The horror! Governors deploy police where the murders are

The Washington Post reports, with mixed emotion, that the governor of Missouri has dispatched some members of the Missouri Highway Patrol to St. Louis in response to a surge in shootings and assaults in that city. (St. Louis is on pace for its most homicides in more than two decades). Similarly, last month, after 25 people were shot in a nightclub not far from the governor’s mansion in Little Rock, governor Asa Hutchinson organized state troopers and FBI agents to respond to “a looming cloud of violence” in that city.

Washington Post reporters Tim Craig and Emma Ockerman fret that the two governors are “reopening historical tensions.” But they don’t live in St. Louis or Little Rock and they have no responsibility for public safety in either city.

That responsibility falls on mayors Lyda Krewson and Mark Stodola, respectively. Both are Democrats. Both support the decision of the Republican governors to send in more law officers. And why not? It’s a no-brainer.

As Krewson puts it: “As long as it’s done in a responsible way — and I don’t have any reason to believe it won’t be — I think it’s a good help.” Krewson, by the way, has personal experience with St. Louis homicide. In 1995, she saw her husband fatally shot during an attempted carjacking in front of their home in the city’s West End.
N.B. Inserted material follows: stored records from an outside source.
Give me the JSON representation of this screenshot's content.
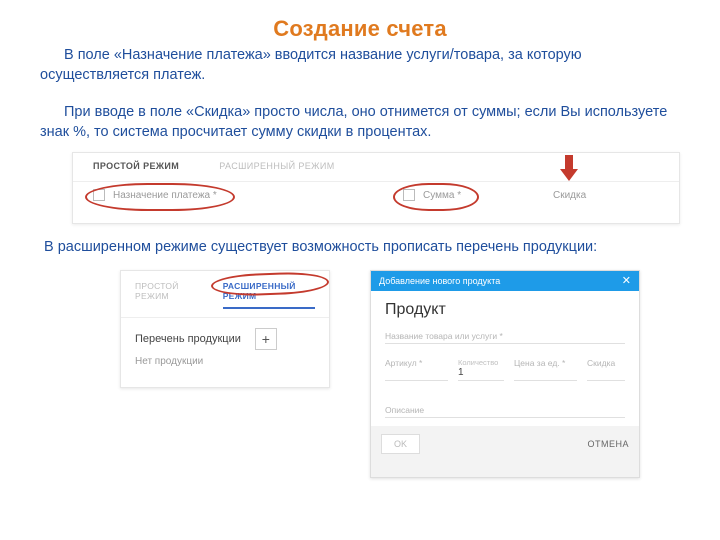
{
  "title": "Создание счета",
  "para1": "В поле «Назначение платежа» вводится название услуги/товара, за которую осуществляется платеж.",
  "para2": "При вводе в поле «Скидка» просто числа, оно отнимется от суммы; если Вы используете знак %, то система просчитает сумму скидки в процентах.",
  "para3": "В расширенном режиме существует возможность прописать перечень продукции:",
  "shot1": {
    "tab_simple": "ПРОСТОЙ РЕЖИМ",
    "tab_extended": "РАСШИРЕННЫЙ РЕЖИМ",
    "field_purpose": "Назначение платежа *",
    "field_sum": "Сумма *",
    "field_discount": "Скидка"
  },
  "shot2": {
    "tab_simple": "ПРОСТОЙ РЕЖИМ",
    "tab_extended": "РАСШИРЕННЫЙ РЕЖИМ",
    "products_label": "Перечень продукции",
    "plus": "+",
    "empty": "Нет продукции"
  },
  "shot3": {
    "bar_title": "Добавление нового продукта",
    "close": "✕",
    "heading": "Продукт",
    "f_name": "Название товара или услуги *",
    "f_article": "Артикул *",
    "f_qty_label": "Количество",
    "f_qty_value": "1",
    "f_price": "Цена за ед. *",
    "f_discount": "Скидка",
    "f_desc": "Описание",
    "btn_ok": "OK",
    "btn_cancel": "ОТМЕНА"
  }
}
There are, to be sure, local politicians who have major reservations about sending in the highway patrol. After Missouri governor Eric Greitens was heard telling Missouri troopers “Let’s go get them,” one St. Louis Democrats said: “A lot of folks wonder who ‘them’ is. . .” “Them” is the criminals, moron.

This Washington Post story reminds me of one from last year, out of Baltimore. In a West Baltimore church:

40 or so longtime residents. . .— many of whom were older black women afraid to walk to the store or leave their homes at night — had come to urge police to clear their corners of miscreants and restore order to their crime-plagued community.
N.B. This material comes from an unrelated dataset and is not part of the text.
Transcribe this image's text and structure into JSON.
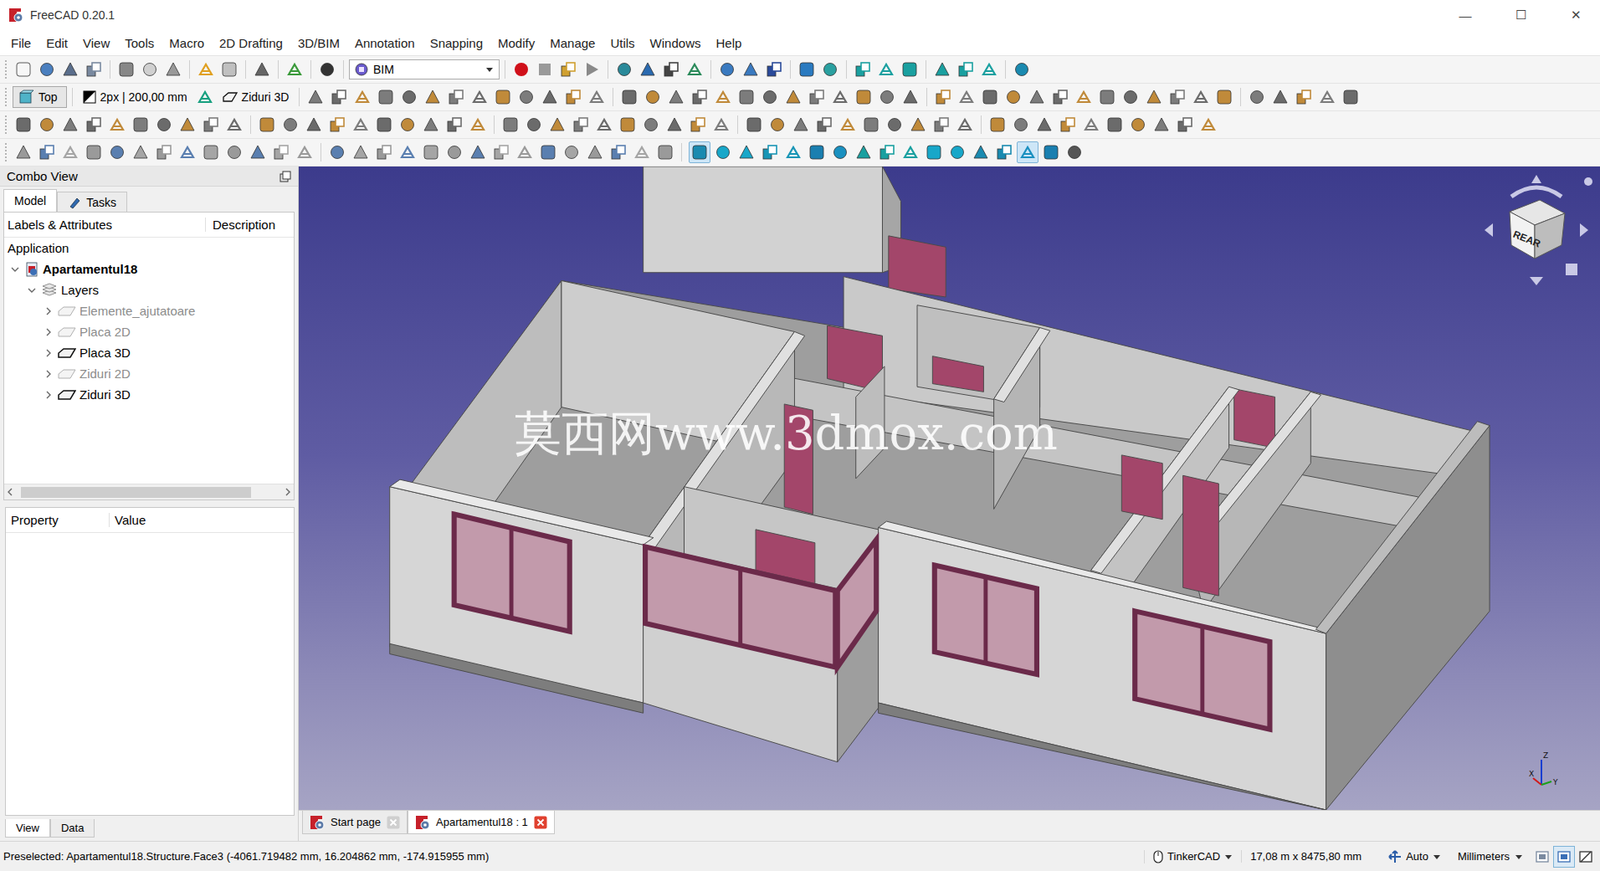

“Please, help me,” pleaded gas station owner Chaudhry Masood, whose parking lot has been overrun by loiterers and where a 17-year-old was recently shot and killed.

Meanwhile, in another room at the same church:

Justice Department civil rights attorneys were discussing how to overhaul the police department with another group of residents intent on curbing the abusive behavior of corner-clearing cops. Those attending included black youths long targeted by police.
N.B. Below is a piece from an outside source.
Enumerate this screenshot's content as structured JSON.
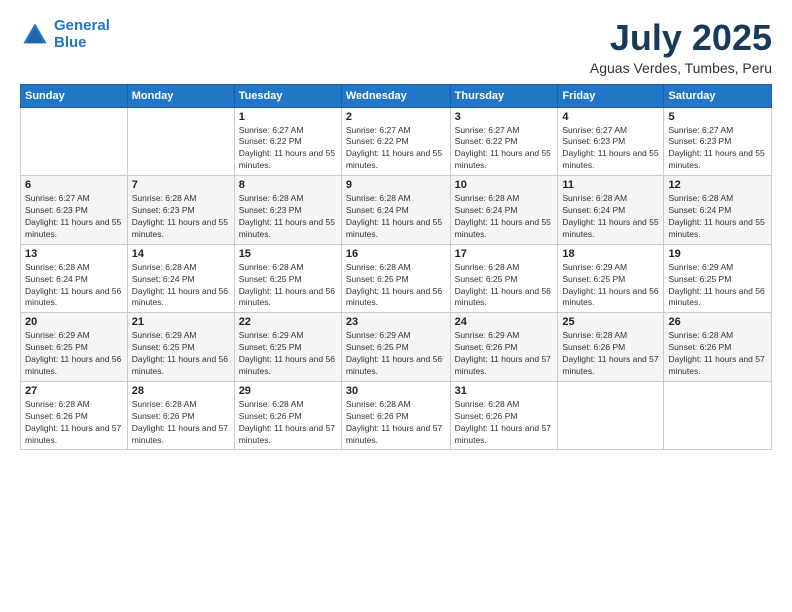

Although the church is located in the smallest of the city’s seven patrol areas, that patrol area has the city’s highest crime rates, according to the Post. In 2015, there were 66 killings in the district’s 2.8 square miles.

Care to guess how many of the 66 victims were Black? Care to guess how many of the 110 homicide victims in St. Louis in the first seven months of 2017 were Black?

I’m guessing the vast majority, in both cases.

Yet, just as the Obama Justice Department wanted the Baltimore police to pay more attention to wealthier neighborhoods where, it speculated, whites use illegal drugs to about the same degree as blacks in poorer neighborhoods, there apparently are those who object to diverting Missouri highway patrolmen from farm country to St. Louis.

Apparently, black lives don’t matter to them.